Für den Richter waren die Belastungszeugen „glaubwürdig“, die Widersprüche hätten gezeigt, dass man sich nicht abgesprochen habe. Sehr kritisch wandte er sich gegen die insistierenden Forderungen der Verteidigung nach einem Freispruch: „Es wurde hier der Eindruck erweckt, nur ein Freispruch sei ein richtiges Urteil und wer einen Schuldspruch fällt, sei Teil des Polit-Netzwerkes. Das ist nicht der Fall.“ Und eine von der Verteidigung thematisierte Zahlung von 50.000 Euro an einen Belastungszeugen würde in keinem Zusammenhang zu seiner Aussage stehen: „Da fehlt der zeitliche Konnex.“
Der Angeklagte war Mitte Dezember 2020 in Berlin mit Europäischem Haftbefehl festgenommen und in der Folge an Österreich ausgeliefert. Der Prozess startete am 8. September, die Verhandlung wurde mehrmals vertagt. Zuletzt wurde am 16. März eine in Serbien lebende Zeugin per Videoschaltung befragt. Aufgrund einer Erkrankung des Angeklagten wurde danach erneut vertagt.
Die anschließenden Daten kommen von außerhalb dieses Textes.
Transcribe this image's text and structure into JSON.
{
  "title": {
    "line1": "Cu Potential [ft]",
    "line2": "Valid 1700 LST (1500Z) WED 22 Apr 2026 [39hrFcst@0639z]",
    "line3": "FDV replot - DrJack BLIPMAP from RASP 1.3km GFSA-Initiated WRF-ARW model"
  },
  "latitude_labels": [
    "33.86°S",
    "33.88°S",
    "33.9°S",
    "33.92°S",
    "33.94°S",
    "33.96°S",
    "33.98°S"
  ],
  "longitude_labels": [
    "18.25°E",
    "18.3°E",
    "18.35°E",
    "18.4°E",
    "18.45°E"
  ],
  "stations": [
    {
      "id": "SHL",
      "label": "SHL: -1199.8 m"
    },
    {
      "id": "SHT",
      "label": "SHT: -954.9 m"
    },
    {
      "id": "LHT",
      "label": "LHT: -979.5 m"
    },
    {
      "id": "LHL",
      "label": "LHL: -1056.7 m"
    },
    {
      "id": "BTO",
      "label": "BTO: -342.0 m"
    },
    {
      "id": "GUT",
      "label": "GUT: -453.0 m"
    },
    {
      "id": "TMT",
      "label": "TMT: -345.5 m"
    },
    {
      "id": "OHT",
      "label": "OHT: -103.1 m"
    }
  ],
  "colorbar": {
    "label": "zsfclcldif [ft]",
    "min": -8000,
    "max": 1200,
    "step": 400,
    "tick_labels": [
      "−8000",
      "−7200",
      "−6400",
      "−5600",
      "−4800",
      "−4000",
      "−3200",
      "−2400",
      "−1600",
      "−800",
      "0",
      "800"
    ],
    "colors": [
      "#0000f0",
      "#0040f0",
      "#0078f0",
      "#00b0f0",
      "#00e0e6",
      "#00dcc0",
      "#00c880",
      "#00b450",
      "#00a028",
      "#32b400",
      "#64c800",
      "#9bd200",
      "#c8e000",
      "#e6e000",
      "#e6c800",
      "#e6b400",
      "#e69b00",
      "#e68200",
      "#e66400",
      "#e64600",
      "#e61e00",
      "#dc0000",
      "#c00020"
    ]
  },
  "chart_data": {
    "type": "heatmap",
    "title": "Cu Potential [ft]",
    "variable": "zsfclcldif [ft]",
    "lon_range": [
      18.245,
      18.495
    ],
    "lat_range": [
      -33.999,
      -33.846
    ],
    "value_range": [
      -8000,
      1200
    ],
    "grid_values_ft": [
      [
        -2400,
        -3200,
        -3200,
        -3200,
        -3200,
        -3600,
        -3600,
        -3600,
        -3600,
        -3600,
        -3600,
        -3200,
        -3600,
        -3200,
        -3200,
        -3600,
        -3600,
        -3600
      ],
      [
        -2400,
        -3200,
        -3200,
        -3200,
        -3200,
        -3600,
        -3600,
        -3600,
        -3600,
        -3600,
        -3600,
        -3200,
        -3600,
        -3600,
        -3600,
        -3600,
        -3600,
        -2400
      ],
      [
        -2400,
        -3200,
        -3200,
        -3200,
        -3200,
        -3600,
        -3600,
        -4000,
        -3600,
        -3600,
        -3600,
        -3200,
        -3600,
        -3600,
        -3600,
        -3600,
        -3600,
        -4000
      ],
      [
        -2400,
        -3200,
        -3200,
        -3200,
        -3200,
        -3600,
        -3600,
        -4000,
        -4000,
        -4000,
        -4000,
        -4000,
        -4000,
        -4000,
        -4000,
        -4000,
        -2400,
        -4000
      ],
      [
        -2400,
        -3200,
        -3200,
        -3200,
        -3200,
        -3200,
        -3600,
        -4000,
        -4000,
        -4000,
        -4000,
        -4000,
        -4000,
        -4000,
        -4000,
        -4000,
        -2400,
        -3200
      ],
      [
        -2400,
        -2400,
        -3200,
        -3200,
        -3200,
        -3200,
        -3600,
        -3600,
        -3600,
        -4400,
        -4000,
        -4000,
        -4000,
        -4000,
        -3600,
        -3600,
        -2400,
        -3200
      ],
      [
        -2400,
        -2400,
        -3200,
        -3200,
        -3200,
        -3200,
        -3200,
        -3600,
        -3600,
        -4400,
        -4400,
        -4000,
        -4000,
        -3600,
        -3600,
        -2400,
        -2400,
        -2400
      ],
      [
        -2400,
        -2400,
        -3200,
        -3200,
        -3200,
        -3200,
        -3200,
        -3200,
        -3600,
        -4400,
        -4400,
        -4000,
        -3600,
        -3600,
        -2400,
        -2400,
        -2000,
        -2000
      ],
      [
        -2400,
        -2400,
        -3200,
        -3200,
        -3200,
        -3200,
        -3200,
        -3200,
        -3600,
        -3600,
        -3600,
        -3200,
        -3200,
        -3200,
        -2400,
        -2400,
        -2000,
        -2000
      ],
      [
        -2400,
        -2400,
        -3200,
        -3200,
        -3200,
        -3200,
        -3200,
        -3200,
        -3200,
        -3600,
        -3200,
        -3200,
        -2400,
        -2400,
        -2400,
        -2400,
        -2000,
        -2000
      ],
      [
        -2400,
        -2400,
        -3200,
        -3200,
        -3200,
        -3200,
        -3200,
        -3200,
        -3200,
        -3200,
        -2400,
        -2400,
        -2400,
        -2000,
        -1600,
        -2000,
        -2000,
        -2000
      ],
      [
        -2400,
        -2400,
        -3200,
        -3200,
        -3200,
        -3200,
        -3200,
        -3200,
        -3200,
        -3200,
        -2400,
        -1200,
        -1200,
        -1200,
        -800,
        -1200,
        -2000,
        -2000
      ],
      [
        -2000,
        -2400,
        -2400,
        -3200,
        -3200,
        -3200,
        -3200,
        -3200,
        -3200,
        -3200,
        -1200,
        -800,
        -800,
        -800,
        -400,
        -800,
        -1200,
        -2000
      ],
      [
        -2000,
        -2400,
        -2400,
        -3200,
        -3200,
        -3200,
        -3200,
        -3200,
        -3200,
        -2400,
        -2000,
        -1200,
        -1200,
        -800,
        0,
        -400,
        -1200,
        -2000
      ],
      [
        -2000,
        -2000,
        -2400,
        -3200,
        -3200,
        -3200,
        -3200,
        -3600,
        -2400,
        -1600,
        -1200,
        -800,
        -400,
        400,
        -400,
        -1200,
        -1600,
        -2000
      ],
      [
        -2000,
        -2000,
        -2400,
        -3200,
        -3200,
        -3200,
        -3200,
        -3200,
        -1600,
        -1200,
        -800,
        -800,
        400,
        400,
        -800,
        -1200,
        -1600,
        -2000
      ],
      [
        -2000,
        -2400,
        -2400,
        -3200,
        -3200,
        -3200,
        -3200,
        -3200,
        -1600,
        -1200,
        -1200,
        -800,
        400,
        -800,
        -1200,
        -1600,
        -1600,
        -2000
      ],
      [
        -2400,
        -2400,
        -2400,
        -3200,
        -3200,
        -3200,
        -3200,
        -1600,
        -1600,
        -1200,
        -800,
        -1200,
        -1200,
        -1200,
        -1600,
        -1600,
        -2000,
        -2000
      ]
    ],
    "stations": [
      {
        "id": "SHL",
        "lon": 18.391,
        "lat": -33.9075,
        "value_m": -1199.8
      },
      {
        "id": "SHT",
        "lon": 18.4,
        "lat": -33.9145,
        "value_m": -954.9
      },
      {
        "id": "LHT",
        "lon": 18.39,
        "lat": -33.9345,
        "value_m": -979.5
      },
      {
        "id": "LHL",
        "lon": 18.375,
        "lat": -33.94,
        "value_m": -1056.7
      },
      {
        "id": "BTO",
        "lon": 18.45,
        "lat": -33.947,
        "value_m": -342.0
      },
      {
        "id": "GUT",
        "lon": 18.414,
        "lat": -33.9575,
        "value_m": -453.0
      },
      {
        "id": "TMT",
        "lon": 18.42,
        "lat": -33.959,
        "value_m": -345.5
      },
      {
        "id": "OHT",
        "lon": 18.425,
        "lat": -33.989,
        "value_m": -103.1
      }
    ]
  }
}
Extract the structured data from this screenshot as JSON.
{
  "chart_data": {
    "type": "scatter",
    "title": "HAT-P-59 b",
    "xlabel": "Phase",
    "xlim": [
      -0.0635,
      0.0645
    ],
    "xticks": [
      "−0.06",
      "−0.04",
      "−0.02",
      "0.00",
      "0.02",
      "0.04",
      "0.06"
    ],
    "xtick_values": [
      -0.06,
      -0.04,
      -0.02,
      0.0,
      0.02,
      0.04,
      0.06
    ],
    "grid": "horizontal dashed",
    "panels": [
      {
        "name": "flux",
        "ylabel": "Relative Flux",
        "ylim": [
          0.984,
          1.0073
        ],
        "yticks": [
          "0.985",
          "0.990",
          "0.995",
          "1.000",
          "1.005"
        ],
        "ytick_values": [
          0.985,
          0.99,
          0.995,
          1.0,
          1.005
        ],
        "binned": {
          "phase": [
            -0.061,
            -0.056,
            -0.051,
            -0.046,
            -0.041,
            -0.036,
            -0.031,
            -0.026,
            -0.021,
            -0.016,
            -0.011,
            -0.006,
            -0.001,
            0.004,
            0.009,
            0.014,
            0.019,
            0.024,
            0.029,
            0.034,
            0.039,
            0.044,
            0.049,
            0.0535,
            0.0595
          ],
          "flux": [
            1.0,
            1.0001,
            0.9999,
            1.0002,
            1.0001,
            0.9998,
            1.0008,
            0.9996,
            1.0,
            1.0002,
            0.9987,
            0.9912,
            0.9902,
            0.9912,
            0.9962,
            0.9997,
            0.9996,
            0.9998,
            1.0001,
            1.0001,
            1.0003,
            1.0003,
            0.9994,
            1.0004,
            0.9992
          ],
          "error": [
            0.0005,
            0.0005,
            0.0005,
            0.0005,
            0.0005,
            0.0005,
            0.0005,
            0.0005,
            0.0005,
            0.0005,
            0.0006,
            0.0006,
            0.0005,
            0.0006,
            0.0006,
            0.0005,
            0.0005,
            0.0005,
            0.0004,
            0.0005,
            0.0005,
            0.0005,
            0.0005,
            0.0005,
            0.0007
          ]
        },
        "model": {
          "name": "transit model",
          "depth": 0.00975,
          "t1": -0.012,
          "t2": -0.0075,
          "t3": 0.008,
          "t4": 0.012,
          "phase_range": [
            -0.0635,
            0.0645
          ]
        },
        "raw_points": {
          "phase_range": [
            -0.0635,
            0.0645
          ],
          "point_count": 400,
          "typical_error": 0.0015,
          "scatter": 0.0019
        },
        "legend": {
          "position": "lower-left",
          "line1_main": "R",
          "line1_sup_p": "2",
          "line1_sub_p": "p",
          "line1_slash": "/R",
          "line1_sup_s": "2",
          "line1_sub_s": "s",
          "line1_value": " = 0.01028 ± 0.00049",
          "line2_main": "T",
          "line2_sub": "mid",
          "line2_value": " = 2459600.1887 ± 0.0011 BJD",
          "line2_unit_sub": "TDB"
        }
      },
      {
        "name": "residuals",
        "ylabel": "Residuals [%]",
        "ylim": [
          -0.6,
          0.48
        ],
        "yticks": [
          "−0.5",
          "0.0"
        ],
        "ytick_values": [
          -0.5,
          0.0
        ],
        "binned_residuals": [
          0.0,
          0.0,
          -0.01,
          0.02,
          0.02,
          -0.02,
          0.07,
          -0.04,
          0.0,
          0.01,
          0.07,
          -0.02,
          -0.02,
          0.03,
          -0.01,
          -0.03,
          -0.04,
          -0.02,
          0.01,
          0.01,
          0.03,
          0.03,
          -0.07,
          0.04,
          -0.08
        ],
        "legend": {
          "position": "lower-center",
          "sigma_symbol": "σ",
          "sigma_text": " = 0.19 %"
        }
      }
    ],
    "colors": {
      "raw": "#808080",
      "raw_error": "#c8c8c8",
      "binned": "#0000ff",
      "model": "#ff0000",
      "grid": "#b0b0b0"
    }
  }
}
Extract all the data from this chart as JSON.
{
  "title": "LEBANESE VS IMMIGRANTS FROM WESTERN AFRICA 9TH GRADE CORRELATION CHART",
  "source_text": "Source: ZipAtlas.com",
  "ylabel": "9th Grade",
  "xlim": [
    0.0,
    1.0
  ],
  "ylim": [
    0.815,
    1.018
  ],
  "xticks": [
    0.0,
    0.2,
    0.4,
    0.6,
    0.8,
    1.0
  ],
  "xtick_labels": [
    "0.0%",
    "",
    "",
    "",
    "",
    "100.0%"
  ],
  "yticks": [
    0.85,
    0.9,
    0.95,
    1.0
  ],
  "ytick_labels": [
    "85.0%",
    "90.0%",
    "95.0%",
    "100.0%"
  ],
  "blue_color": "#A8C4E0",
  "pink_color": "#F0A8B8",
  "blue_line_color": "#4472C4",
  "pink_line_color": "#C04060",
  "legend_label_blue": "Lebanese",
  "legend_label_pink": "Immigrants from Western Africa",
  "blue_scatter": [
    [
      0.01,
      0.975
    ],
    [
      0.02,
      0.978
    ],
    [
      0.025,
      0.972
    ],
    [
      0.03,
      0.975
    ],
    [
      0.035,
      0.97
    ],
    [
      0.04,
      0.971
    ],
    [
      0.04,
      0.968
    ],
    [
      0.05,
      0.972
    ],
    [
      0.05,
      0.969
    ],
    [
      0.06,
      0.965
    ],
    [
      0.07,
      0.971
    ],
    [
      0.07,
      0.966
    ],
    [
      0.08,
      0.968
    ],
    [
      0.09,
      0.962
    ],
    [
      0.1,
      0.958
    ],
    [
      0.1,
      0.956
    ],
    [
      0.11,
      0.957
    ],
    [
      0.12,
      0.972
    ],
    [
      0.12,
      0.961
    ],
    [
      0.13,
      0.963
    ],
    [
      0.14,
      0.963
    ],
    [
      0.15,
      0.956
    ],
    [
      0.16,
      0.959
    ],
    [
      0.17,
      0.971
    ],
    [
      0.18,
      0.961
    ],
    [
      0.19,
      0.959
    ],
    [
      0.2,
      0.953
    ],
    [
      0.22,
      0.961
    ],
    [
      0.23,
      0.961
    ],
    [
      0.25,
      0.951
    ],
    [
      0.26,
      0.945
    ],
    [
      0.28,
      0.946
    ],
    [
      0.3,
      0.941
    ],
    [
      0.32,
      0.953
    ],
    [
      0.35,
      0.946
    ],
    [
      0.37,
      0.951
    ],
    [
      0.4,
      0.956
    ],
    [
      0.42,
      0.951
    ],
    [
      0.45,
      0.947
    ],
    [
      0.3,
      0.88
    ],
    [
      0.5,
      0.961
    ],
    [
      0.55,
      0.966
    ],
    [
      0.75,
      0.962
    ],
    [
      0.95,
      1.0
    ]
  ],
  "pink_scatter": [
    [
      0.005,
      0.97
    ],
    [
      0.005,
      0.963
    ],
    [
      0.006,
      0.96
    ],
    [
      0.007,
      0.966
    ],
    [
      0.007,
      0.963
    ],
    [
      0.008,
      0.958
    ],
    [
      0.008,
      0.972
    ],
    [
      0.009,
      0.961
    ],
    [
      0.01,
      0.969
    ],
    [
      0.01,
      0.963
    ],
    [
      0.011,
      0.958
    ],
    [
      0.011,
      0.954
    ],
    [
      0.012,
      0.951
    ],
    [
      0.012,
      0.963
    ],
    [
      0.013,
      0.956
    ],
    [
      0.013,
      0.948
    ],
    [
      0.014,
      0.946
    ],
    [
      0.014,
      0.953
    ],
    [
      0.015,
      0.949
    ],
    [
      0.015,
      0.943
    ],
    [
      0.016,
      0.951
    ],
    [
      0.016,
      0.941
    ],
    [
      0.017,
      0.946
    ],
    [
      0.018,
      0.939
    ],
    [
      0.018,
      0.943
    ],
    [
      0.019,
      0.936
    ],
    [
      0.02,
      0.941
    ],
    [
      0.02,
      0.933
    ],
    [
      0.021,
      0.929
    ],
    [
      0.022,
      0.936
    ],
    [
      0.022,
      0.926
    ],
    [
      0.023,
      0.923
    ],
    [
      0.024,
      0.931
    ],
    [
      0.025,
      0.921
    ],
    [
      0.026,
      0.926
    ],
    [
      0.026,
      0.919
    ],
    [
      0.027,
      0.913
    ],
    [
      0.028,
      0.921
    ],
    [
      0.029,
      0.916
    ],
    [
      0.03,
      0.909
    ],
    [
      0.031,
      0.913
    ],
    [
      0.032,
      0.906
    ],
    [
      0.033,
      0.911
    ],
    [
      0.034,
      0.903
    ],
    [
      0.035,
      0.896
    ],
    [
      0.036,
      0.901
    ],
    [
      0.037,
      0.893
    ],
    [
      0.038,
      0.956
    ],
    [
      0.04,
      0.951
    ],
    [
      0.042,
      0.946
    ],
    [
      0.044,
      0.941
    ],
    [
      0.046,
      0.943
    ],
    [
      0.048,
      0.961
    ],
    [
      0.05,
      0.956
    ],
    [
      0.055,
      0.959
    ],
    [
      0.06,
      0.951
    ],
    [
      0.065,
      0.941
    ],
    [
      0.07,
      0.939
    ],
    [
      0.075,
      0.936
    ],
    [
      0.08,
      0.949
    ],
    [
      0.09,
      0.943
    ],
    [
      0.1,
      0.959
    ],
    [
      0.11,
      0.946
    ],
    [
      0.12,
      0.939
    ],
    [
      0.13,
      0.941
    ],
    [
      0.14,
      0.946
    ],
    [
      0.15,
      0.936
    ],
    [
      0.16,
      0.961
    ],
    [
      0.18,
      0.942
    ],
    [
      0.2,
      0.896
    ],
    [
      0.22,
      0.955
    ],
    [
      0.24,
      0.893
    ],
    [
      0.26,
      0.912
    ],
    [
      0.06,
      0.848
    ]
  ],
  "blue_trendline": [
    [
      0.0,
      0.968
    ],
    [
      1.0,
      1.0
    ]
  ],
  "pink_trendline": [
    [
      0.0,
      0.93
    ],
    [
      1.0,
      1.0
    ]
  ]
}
Amnesty International übt Kritik am Urteil
Amnesty International und epicenter.works orten ein „Urteil gegen die Meinungsfreiheit in Österreich“. Thomas Lohninger, Geschäftsführer von epicenter.works, vermutet, dass es vor allem darum gegangen sei, „eine abschreckende Wirkung“ auf zukünftige Aufdecker zu erzielen. „Die Optik des Verfahrens ist verheerend für die Unabhängigkeit der Justiz in Österreich und für das Vertrauen in den Rechtsstaat“, erklärte Lohninger am Mittwochnachmittag.